Typically, Dagley said, IT contracts are written by the vendor and contain clauses to eliminate “consequential damages.” Under such contract terms, “The damages are limited till you get your money back for the product,” but that doesn't include money spent on training, the cost of de-installing and converting to another system. “Those are all elements of consequential damages that the contract says the provider can't cover. That's why most hospitals have not sued. They see their legal rights as being confined to the contract.”

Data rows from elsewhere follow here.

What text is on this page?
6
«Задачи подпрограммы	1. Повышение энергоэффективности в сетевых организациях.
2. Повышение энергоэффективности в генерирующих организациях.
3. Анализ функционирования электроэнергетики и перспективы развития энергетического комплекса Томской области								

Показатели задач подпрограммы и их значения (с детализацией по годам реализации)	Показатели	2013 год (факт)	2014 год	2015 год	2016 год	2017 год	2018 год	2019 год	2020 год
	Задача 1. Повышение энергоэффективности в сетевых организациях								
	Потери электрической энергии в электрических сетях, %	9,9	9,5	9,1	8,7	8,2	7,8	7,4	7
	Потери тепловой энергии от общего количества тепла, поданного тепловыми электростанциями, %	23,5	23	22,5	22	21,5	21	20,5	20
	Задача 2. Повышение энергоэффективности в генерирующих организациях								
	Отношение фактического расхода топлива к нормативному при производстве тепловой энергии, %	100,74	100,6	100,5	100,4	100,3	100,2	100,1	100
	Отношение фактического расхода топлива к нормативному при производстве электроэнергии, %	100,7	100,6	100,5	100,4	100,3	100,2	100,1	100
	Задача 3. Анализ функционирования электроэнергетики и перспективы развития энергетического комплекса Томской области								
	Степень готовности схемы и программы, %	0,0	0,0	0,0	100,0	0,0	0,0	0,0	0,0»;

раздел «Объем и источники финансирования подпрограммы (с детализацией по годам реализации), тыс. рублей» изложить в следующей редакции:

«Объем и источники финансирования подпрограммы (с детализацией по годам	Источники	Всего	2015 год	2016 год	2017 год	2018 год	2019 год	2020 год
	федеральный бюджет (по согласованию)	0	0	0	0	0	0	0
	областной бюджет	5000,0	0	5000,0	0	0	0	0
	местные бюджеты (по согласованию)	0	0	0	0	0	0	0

Alternative causes of action, Dagley said, can be found under state and common law provisions of consumer fraud, that is, representations of product capabilities and benefits that don't pan out in actual usage. Under the law, a manufacturer—including software developers—cannot contract around misrepresentations, he said.

As a result, healthcare organizations should keep all sales materials and bless those employees Dagley referred to “the pack rats.” Every organization has a few people “who save everything,” including meeting notes when sales pitches, product demonstrations and subsequent question-and-answer sessions are being held with vendors before any contract to purchase is signed. In preparing a consumer law case, everyone who has heard a sales pitch is interviewed and their notes and materials are gathered. In essence, “You try to recreate the meeting,” where the pitches were made, Dagley said.

“Courts have held companies' feet to the fire about functionality,” he said. “The cases are very favorable to consumers.”